Mother's Day Not an Afterthought to Colts Players, Coaches
INDIANAPOLIS – He thought a moment, but only a moment.
And when Austin Collie began to speak about what his mother – and Mother's Day – means to him, the Colts' rookie wide receiver spoke clearly, with proud, pointed words.
Collie left no question.
Yeah, he's in the NFL now. But mom's a big reason why.
"My mother, I guess you could say, is my guardian," Collie said during the Colts' recent three-day rookie minicamp. "She's one who is extremely selfless, always in the service of her family, always making sure everyone is well off. She worries about herself last."
Collie, a wide receiver from Brigham Young University and one of eight players selection by the Colts in the recent NFL Draft, echoed the thoughts of Colts rookies, veterans and coaches alike.
Days come and go, and it's even true of holidays.
But Mother's Day isn't one you let slip past.
"Mothers have been the backbone of our society, civic leaders, educators, homemakers, core trailblazers, problem-solvers, and they possess an incomparable healing touch that has comforted many," Colts Head Coach Jim Caldwell said.
How important is Mother's Day?
"It means a lot," Colts defensive end Marcus Howard said. "I'm just happy and blessed to have a mom like her. I wouldn't want any other mom in the world."

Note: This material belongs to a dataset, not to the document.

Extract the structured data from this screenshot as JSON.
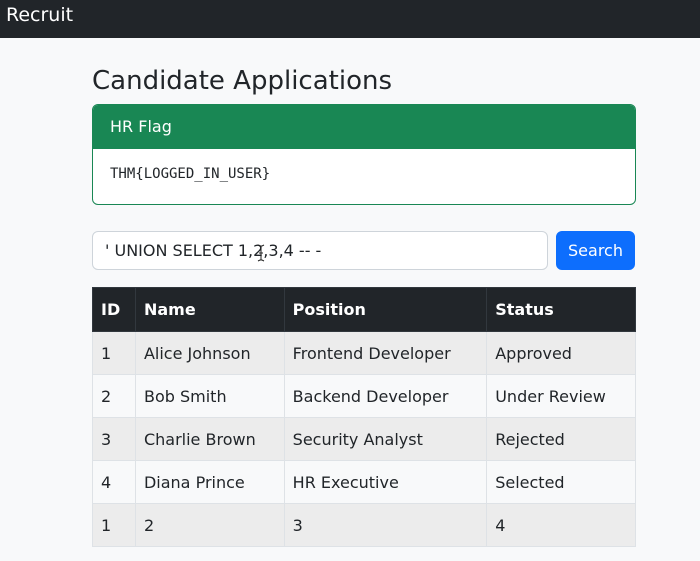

Howard, a second-year veteran, was a fourth-round selection in last season's NFL Draft. He played collegiately at the University of Georgia and who grew up in Huger, S.C., said his family "didn't have much" growing up.
But Howard said that didn't keep his mother from providing.
"But she always did what she could for me," Howard said. "I'm just happy to have her. I never pass up Mother's Day. Maybe when I was younger, but as I got older and started to realize how much I love her, I always give her a call or do something for her."
Such was the response in recent weeks when Colts players were asked about Mother's Day.
They're in the NFL, living on their own. Often, they've been away from home four, six, eight years.
But Mom still matters. A lot.
"She's a great mom," Collie said of his mother, "probably the best there is."
Cornelius Lewis, who signed with the Colts as an undrafted free agent shortly after the 2009 NFL Draft, spent the first weekend of May in Indianapolis at the Colts' rookie camp. Rookies had to leave town after the rookie camp not to return until mid-May.
Lewis said because of the time off he planned to spend time with his mother in Jacksonville, Fla.
"It means a lot to me, Mother's Day," Lewis said. "She raised me, mostly by herself. It was a single parent home and it was me and my older brothers.
"I used to celebrate Mother's and Father's Day with her."
Michael Coe, a fifth-round selection by the Colts in the 2007 NFL Draft, is entering his third NFL season, and has been away from home more than a half decade. Yet, Mother's Day is still a big deal.
A real big deal.
"It means a lot," Coe said. "My grandmothers are both single moms, and with my dad being a pro athlete and coaching, I stayed with my mom and gramdmothers most of my life. My mom's real inspirational. When I think about the sacrifices they made for my brothers and sisters, I just think my grandmothers – both of them are just amazing women.
"My grandmother – one had 11 kids and the other one had six. They held it together and made it a great family environment. I look up to people like that and I think the world of my grandmothers – so wise, and they were the head of the family."